Scandinavian Collectable Glass
By Sharen Custer, 62days expert
The glassware found in most modern homes today derives its inspiration from designs pioneered in Scandinavia and Denmark. The keynote of work done by designers in those countries was simplicity of lines, efficiency and practicality, combined with good design. It has influenced many European and American interior designers, such as the English Habitat store in the 1980’s, and helped contribute to its worldwide distribution and popularity.
At the beginning of the 20th century the Finnish glassmaking industry was thriving. Architect Alvar Aalto (1898-1976) designed asymmetrical vases in clear green glass for the Iattala Glass Works; Arttu Brummer (1891-1951), who was the director at the School of Arts and Crafts in Helsinki, designed for the Riihimaki Glass Works, and Timo Sarpaneva (1926-2006) also worked for Iattala. Their work was copied by young glass craftsmen all over Europe.

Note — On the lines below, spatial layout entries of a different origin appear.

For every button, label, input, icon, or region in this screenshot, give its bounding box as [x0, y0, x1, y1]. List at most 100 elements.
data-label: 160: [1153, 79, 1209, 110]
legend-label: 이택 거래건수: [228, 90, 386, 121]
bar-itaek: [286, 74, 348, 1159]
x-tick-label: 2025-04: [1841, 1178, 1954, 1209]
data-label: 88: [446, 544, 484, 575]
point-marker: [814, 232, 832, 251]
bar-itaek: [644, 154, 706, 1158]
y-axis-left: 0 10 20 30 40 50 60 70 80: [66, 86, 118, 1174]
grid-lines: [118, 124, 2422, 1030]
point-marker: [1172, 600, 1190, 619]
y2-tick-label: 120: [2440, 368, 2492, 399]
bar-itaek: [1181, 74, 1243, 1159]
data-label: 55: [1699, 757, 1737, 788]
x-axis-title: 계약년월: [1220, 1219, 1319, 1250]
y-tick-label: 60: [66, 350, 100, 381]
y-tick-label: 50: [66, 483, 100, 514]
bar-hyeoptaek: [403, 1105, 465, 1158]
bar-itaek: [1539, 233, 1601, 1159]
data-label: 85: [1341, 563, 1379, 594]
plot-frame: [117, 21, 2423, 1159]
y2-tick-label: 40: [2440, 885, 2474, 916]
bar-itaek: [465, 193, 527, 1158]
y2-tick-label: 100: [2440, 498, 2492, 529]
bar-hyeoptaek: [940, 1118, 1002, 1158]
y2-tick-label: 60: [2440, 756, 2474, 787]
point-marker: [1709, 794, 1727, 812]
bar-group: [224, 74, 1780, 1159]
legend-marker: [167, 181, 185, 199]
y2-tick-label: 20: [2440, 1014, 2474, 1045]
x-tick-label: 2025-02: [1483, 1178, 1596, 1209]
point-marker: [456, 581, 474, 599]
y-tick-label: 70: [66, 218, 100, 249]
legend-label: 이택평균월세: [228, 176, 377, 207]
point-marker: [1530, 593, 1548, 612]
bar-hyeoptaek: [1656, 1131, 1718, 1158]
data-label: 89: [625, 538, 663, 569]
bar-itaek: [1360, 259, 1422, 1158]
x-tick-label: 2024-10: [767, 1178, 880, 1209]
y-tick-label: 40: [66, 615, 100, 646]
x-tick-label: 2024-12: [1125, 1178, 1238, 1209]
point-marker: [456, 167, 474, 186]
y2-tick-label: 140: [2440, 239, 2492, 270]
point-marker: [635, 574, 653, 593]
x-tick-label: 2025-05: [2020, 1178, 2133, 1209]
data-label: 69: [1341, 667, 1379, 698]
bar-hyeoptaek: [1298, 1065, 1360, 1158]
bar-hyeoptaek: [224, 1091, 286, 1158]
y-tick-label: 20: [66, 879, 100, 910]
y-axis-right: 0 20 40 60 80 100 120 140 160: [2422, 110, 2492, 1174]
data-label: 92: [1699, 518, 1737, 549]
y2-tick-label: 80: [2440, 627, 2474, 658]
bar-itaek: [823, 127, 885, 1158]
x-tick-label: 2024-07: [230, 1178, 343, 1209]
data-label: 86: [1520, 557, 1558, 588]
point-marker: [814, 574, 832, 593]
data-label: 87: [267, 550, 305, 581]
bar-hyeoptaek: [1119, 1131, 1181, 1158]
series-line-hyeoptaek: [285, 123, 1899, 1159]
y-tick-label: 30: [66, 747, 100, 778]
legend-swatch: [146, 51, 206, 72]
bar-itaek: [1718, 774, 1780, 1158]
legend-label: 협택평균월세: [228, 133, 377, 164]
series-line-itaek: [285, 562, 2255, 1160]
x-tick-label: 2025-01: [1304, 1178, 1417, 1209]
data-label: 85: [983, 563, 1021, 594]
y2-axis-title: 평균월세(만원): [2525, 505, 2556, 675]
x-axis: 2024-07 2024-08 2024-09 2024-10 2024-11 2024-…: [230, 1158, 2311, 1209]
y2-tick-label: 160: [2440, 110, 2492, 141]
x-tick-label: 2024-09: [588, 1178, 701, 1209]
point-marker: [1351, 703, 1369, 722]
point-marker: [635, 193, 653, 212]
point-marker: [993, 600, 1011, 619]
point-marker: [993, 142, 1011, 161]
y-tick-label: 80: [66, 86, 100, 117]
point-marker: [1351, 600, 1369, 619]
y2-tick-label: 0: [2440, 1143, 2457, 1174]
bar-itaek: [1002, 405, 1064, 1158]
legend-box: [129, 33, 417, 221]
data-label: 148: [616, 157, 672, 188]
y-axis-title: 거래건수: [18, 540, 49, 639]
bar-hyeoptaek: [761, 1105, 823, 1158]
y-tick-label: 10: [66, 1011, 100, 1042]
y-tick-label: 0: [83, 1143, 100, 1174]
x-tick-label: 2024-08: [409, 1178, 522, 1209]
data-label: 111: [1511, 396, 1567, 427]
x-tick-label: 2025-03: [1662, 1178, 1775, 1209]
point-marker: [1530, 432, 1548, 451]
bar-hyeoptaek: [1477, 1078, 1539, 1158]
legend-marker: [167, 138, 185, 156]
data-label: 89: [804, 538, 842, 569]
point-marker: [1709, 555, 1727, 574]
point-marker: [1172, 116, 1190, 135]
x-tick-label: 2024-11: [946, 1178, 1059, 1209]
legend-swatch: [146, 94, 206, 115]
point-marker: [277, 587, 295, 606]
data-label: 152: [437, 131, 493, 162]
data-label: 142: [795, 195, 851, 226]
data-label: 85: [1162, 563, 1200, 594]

After WWI Sweden took up the lead in glassmaking in Northern Europe and the Orrefors Glass Works reached its peak. The company speciality was extremely well designed glass for everyday use, which was in itself a great innovation of the time. Its Graal vases (also known as hurricane vases because of the shape) that were developed in 1916 by Simon Gate (1883-1945) are still being made by the company to this very day. Important Graal vases were made by the designer Eva Englund (1937-1998). The name Graal derives from the Holy Grail and the clear glass bowls, often of massive and heavy proportions, were fluidly decorated with cut and etched patterns.
Edvin Ohstrom (1906-1994) worked for Orrefors from 1936 and developed Ariel glass with its embedded air bubbles, which also started a new and very popular trend. Gunnar Cyren (born 1931) developed Pop Age glasses with bands of different colours wrapped around the stem. Other notable Swedish companies were Kosta, which produced cut glass and tableware glass, and Boda, which made glass in progressive modernist designs and eventually merged with Kosta in the 1970’s. In Denmark a famous glassmaker was Jacob Bang (1899-1965) who worked for the Holmegaard Glass Factory. Later on Per Lutken (1916-1998) worked for Hokmegaard as well. Both were and remain major contributors to the influence on the international glass design.
Glass designed by all these makers is available on the collectors market, but the best prices are paid for rare and unusual, limited edition or early pieces. Condition of the items play a central role in its pricing. Any sign of damage or restoration reduced the value significantly.